One of the core values of Godly Play is that the materials offered are all natural materials, that they be of fine quality, perfect and, well, expensive.  I told him how I had been telling all of the parables using his storytelling scripts, yet I had been doing this with a basket full of children’s toys.  The Weeble Wobbles and Little People and Playmobil figurines that inhabit their everyday lives.  At some point in our little dialogue, I said something like, ‘if you really believe in the holiness of these stories, you could tell them with potatoes.’   I still believe that the hope and the invitation of the storyteller, and the life-giving potency of the living word, is more important than the materials.  The word is holy and precious, but so too is the whole creation, so too are all the plastic toys that children imagine with.  We have more than enough materials and hearts to share this good news, we have more than enough without anything being fine or perfect.

Every character in this parable of the Good Samaritan has gifts and talents and treasures.  Gifts that they choose to use, or not use, for healing, for shelter, and for compassion.  There was enough to care, enough to show mercy, from each of the neighbors.  Yet only the despised Samaritan chose to use his gifts, and to use them generously, to rescue an unknown stranger.  A stranger who could be Jesus himself.   

“If there is any ministering to be imitated in the Good Samaritan's example, it is the ministry to Jesus in his passion, as that passion is to be found in the least of his brethren, namely, in the hungry, the thirsty, the outcast, the naked, the sick, and the imprisoned in whom he dwells and through whom he invites us to become his neighbors in death and resurrection.”   Robert Farrar Capon

The question of the summer at Camp Cross is: how do we wake the world?  The answer is that we go and do likewise.  We go love, all, all, all.  We go serve, all, all, all.  We seek forgiveness, all the time, and everywhere. We do have enough to wake up, to become the reign of God. 

Making sacred meaning through play doesn’t end in childhood.  We learn to take it inside.  When we are sitting in traffic, and coming up with ideas about how to get out of traffic, we are playing.  We are manipulating what we have to create a new future, in our minds.  So my conversations with Jerome didn’t end with a conversation about potatoes.  He was an important advisor for a paper I wrote about how adult faith formation needs to play, and to play outside of our minds.  That teens and adults need to be invited to use the materials around us to jump into the story, to make it our story in flesh and blood.  This experiment in the first ever Arts Camp is an expression of that proposal.  We have leapt into the parable of the Good Samaritan with our hearts and minds.  We turned it inside out and upside down and let it speak to our lives and our world and the ideas that surround us.  Our campers and volunteers and staff have played with it in amazing new ways that I could not have imagined.

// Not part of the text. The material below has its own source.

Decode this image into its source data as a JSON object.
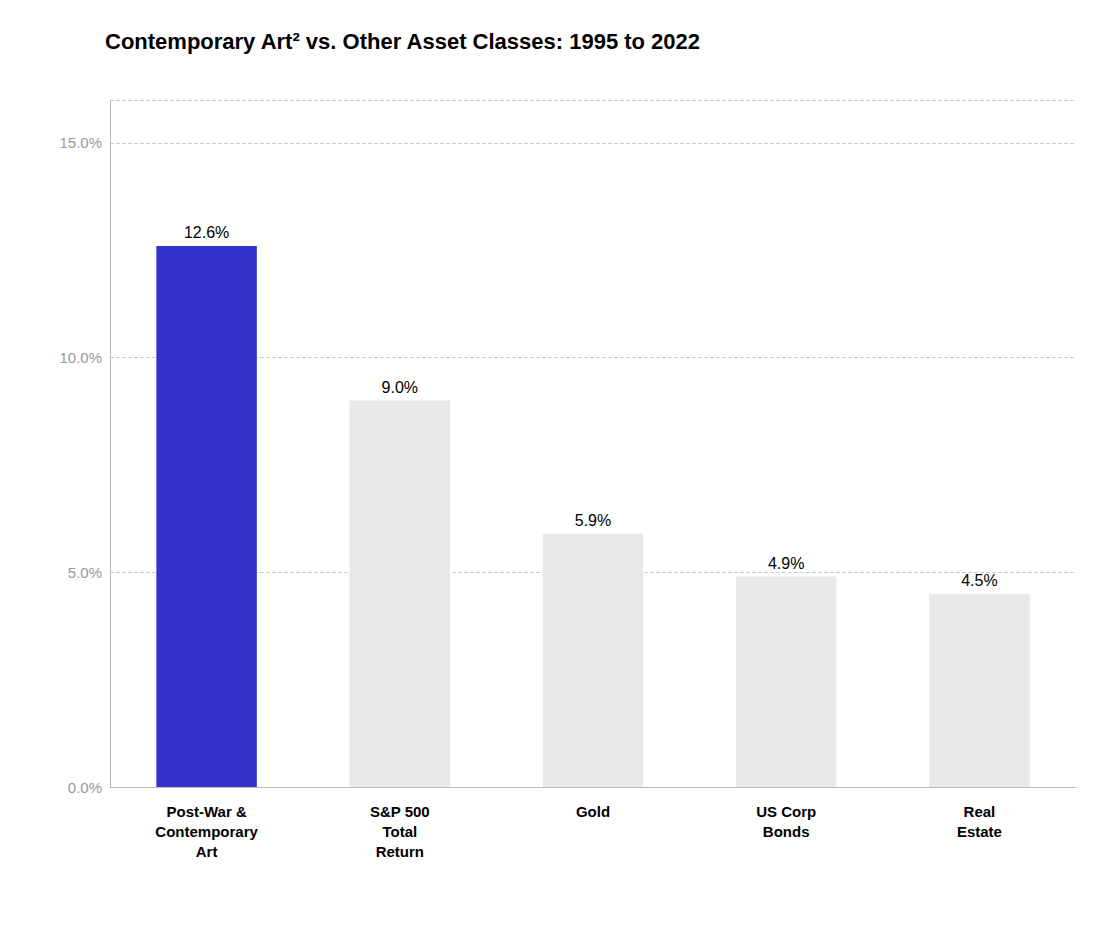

One of our goals for each camper this summer is that they learn this parable well enough to be able to tell it in their own words.  I am pretty sure that we have met that goal, and they will be doing that later in their show (MTV Good Sam!). Our friends have leaped into the parable of the Good Samaritan and play with it, and used only the items and talents and passions we have right here at camp to make a play like none other.  We had everything we needed right here on camp.   The opposite of scarcity is not abundance, the opposite of scarcity is enough.  And we have more than enough to proclaim Good News.  We had the talent and the materials and the energy and the heart to embody Christ’s call that we are to show mercy, to be a neighbor to all neighbors, that our backyard is as large as the whole universe.  So we send you out, to go and do likewise.  Jump into the story, play with the story and make it your own, because only when we live it will we will actually, wake the world in Jesus name.